The United States’ Supreme Court decided to examine a case filed by health insurers against the federal government. According to Reuters, the health insurance companies are suing the U.S. government due to the $12 billion in losses they suffered because of a program launched by the Affordable Care Act (ACA), also called Obamacare.
The said program urged insurers to provide medical policies for millions of Americans who did not have medical insurance until that time. Moda Health Plan, along with other insurance firms, is appealing for a verdict made by a lower court, allowing the Congress to defer federal responsibility to pay. According to the companies, this decision will deny them the payments due to them.
The case was filed in light of the accumulated billion-dollar losses they had since 2010 after Barack Obama implemented the ACA. The Department of Health and Human Services (HHS) is meant to help the firms recuperate from the damages.

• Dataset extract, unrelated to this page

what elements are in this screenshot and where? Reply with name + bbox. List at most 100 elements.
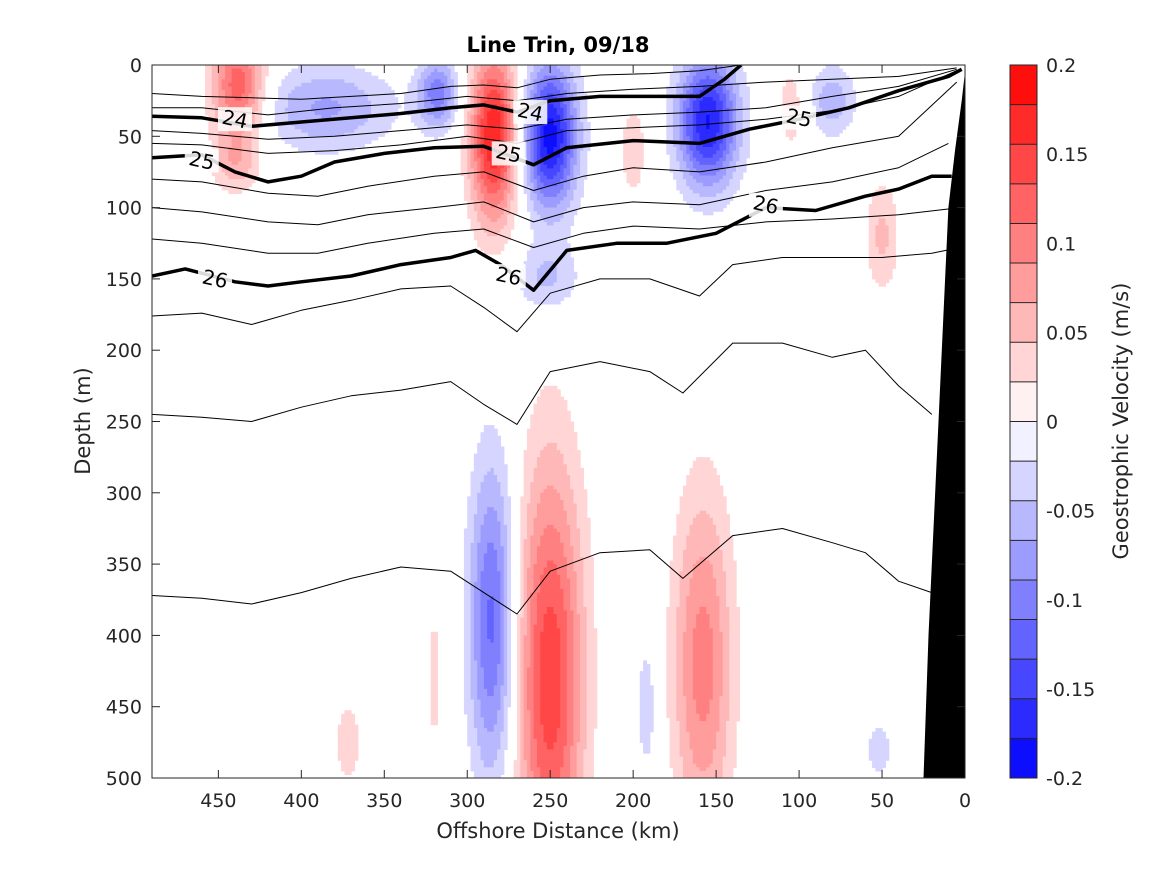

The ACA’s risk corridor program would have enabled the insurance companies to receive mitigation payments. The risk mitigation program should have covered losses incurred between 2014 and 2016.
However, Congress executed an appropriations bill that prevented the HHS from making risk corridor payments with general funds.
According to reports, a favorable edict by the Supreme Court will aid insurers through a major one-time cash infusion. Firms that would benefit from this include Humana, Anthem and Centene Corp. Reuters noted that the companies have already considered the payment values as losses.
Meanwhile, Moda chief executive officer Robert Gootee expressed the group’s confidence that the Supreme Court will implement the responsibility of the government.
Aside from Moda, companies who initiated the case include Maine Community Health Options, Blue Cross and Blue Shield of North Carolina, as well as Land of Lincoln Mutual Health Insurance Company.